Parrot: joke.?!


Question: A burglar broke into a house one night. He shined his flashlight around, looking for valuables. When he picked up a CD player to place in his sack, a strange, disembodied voice echoed from the dark saying, " Jesus is watching you." He nearly jumped out of his skin, clicked his flashlight off and froze. When he heard nothing more after a bit, he shook his head and continued. Just as he pulled the stereo out so he could disconnect the wires, clear as a bell he heard, " Jesus is watching you." Freaked out, he shined his light around frantically, looking for the source of the voice. Finally, in the corner of the room, his flashlight beam came to rest on a parrot. "Did you say that?" he hissed at the parrot. "Yep," the parrot confessed, then squawked, "I'm just trying to warn you." The burglar relaxed. "Warn me, huh? Who in the world are you?" "Moses," replied the bird. "Moses?" the burglar laughed. "What kind of people would name a bird Moses?" "The same kind of people who named their Rottweiler 'Jesus'."

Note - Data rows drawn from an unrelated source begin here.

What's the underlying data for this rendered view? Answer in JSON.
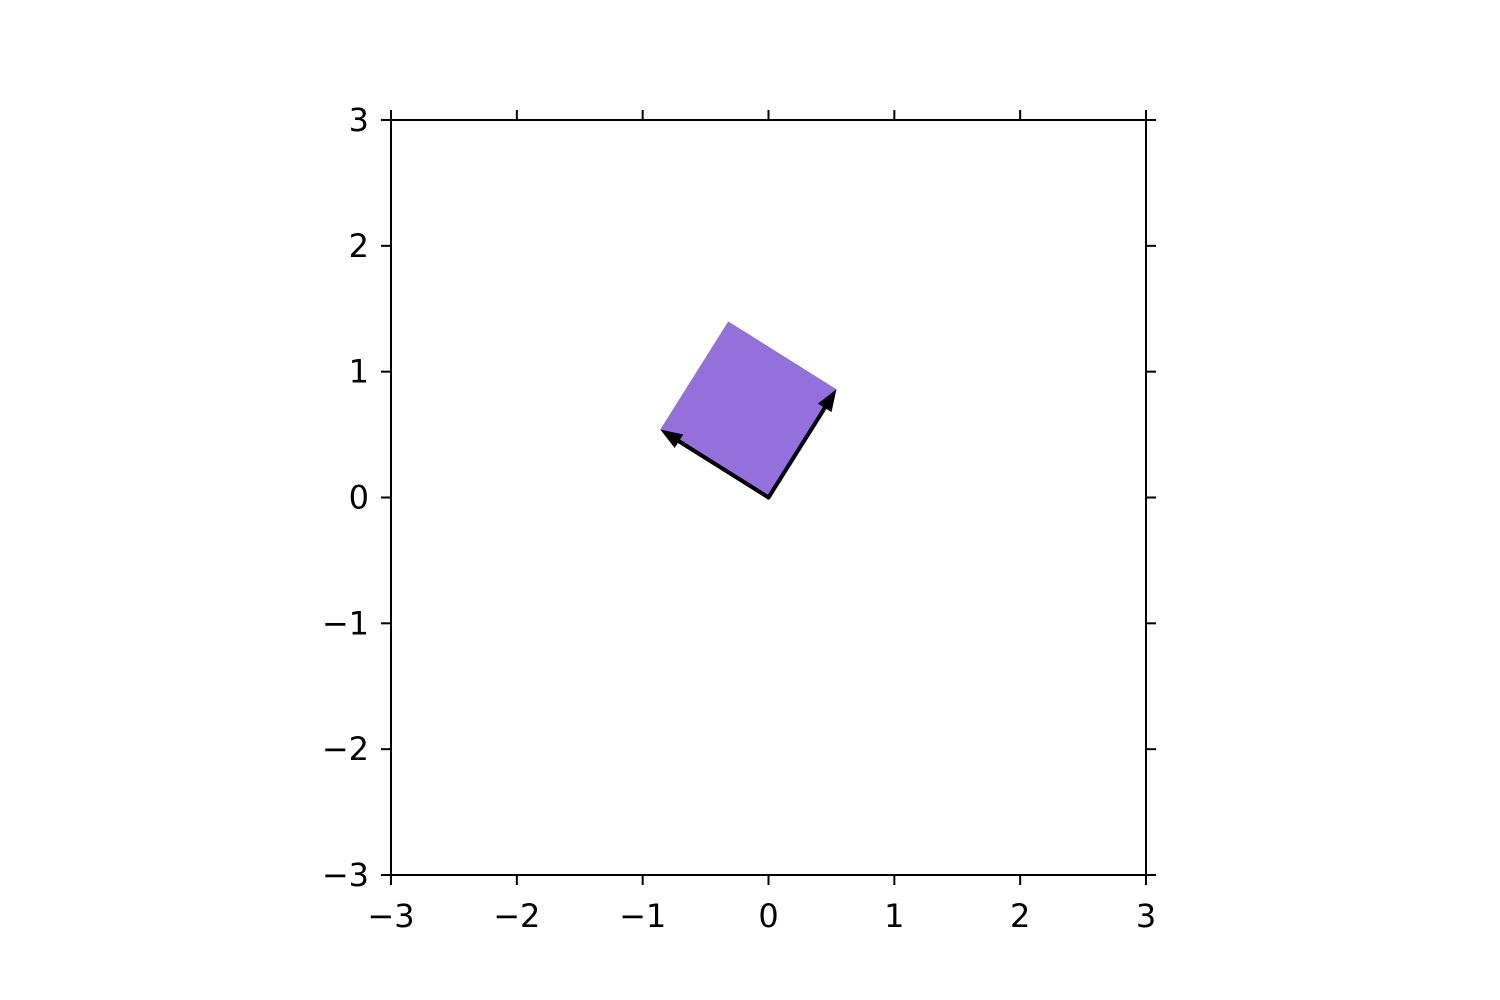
{
  "chart_data": {
    "type": "scatter",
    "title": "",
    "xlabel": "",
    "ylabel": "",
    "xlim": [
      -3,
      3
    ],
    "ylim": [
      -3,
      3
    ],
    "x_ticks": [
      -3,
      -2,
      -1,
      0,
      1,
      2,
      3
    ],
    "y_ticks": [
      -3,
      -2,
      -1,
      0,
      1,
      2,
      3
    ],
    "x_tick_labels": [
      "−3",
      "−2",
      "−1",
      "0",
      "1",
      "2",
      "3"
    ],
    "y_tick_labels": [
      "−3",
      "−2",
      "−1",
      "0",
      "1",
      "2",
      "3"
    ],
    "grid": false,
    "ticks_on_all_sides": true,
    "parallelogram": {
      "vertices": [
        [
          0,
          0
        ],
        [
          0.54,
          0.86
        ],
        [
          -0.32,
          1.4
        ],
        [
          -0.86,
          0.54
        ]
      ],
      "color": "#9370db"
    },
    "vectors": [
      {
        "origin": [
          0,
          0
        ],
        "end": [
          0.54,
          0.86
        ],
        "color": "#000000"
      },
      {
        "origin": [
          0,
          0
        ],
        "end": [
          -0.86,
          0.54
        ],
        "color": "#000000"
      }
    ]
  }
}
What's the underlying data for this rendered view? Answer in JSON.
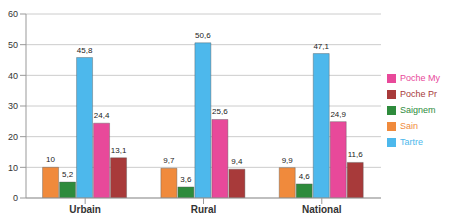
{
  "chart_data": {
    "type": "bar",
    "categories": [
      "Urbain",
      "Rural",
      "National"
    ],
    "series": [
      {
        "name": "Sain",
        "color": "#f08a3c",
        "values": [
          10,
          9.7,
          9.9
        ],
        "value_labels": [
          "10",
          "9,7",
          "9,9"
        ]
      },
      {
        "name": "Saignem",
        "color": "#2e8b3c",
        "values": [
          5.2,
          3.6,
          4.6
        ],
        "value_labels": [
          "5,2",
          "3,6",
          "4,6"
        ]
      },
      {
        "name": "Tartre",
        "color": "#4db8ec",
        "values": [
          45.8,
          50.6,
          47.1
        ],
        "value_labels": [
          "45,8",
          "50,6",
          "47,1"
        ]
      },
      {
        "name": "Poche My",
        "color": "#e8499a",
        "values": [
          24.4,
          25.6,
          24.9
        ],
        "value_labels": [
          "24,4",
          "25,6",
          "24,9"
        ]
      },
      {
        "name": "Poche Pr",
        "color": "#a83a3a",
        "values": [
          13.1,
          9.4,
          11.6
        ],
        "value_labels": [
          "13,1",
          "9,4",
          "11,6"
        ]
      }
    ],
    "ylim": [
      0,
      60
    ],
    "yticks": [
      0,
      10,
      20,
      30,
      40,
      50,
      60
    ],
    "grid": true,
    "data_labels": true,
    "legend": "right"
  }
}
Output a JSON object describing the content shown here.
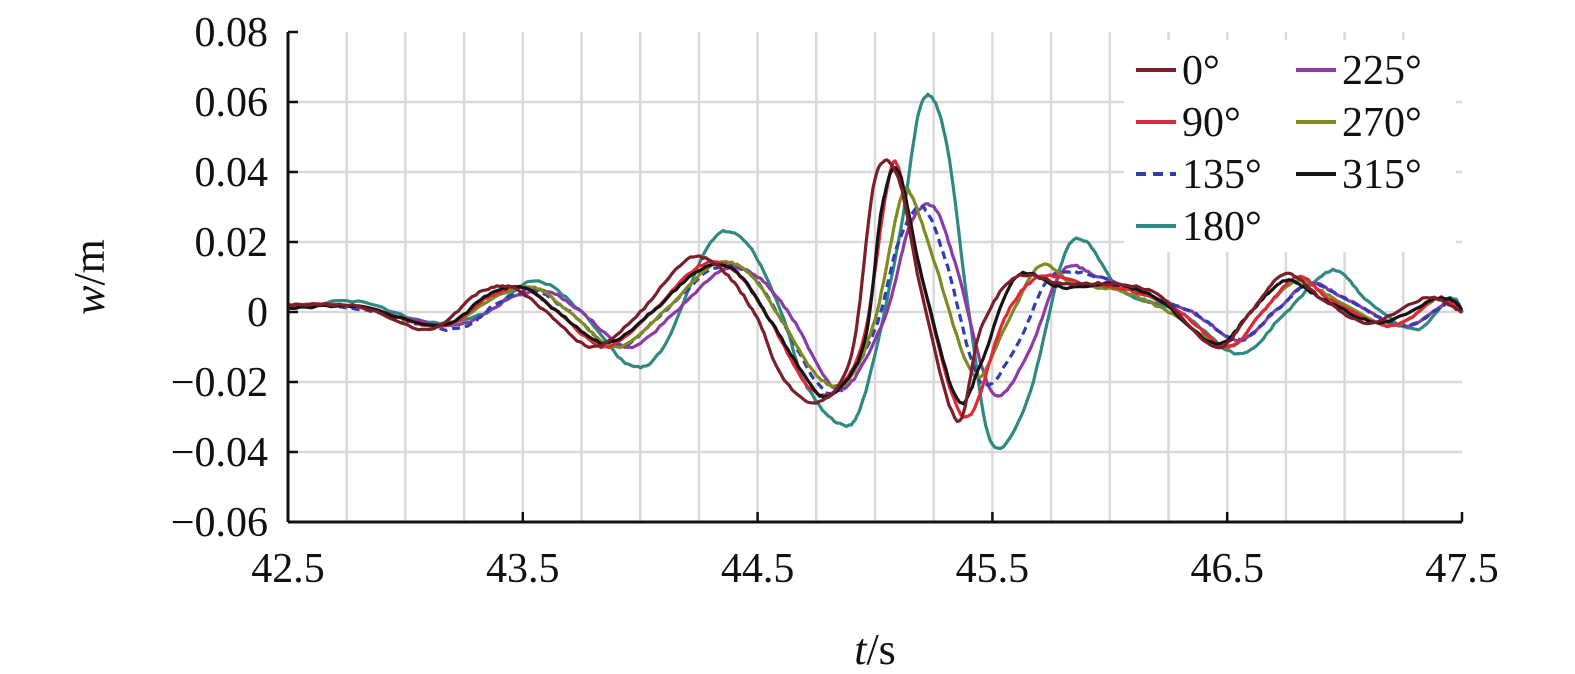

Answers: A burglar broke into a house one night. He shined his flashlight around, looking for valuables. When he picked up a CD player to place in his sack, a strange, disembodied voice echoed from the dark saying, " Jesus is watching you." He nearly jumped out of his skin, clicked his flashlight off and froze. When he heard nothing more after a bit, he shook his head and continued. Just as he pulled the stereo out so he could disconnect the wires, clear as a bell he heard, " Jesus is watching you." Freaked out, he shined his light around frantically, looking for the source of the voice. Finally, in the corner of the room, his flashlight beam came to rest on a parrot. "Did you say that?" he hissed at the parrot. "Yep," the parrot confessed, then squawked, "I'm just trying to warn you." The burglar relaxed. "Warn me, huh? Who in the world are you?" "Moses," replied the bird. "Moses?" the burglar laughed. "What kind of people would name a bird Moses?" "The same kind of people who named their Rottweiler 'Jesus'."
Excellent what a belter for first thing in the morning i feel better already!

thanx * for u
lol,lol,lol.10/10.
hahahahaha thats soo funny happened to me before but my bro scared me
hey thats a good one ha ha!
outstanding.....best one I've heard in a long time
ha ha ha...tht's the good one!!!
Ha!
very good
cool
ha ha ha lmao
haha lol.... bet that scared him! ha!
Heehee, very good
soooooooo f*ck*ng funny..
good 1 pmsl 10/10 x
hahahahaha....lol......very Good one!!!
i've heard that joke b4 but its still so funny
ha ha ha funny
hahahahaha very funny thanks lol §
I have seen it posted here a few times but it always gives me a laugh. Thanks.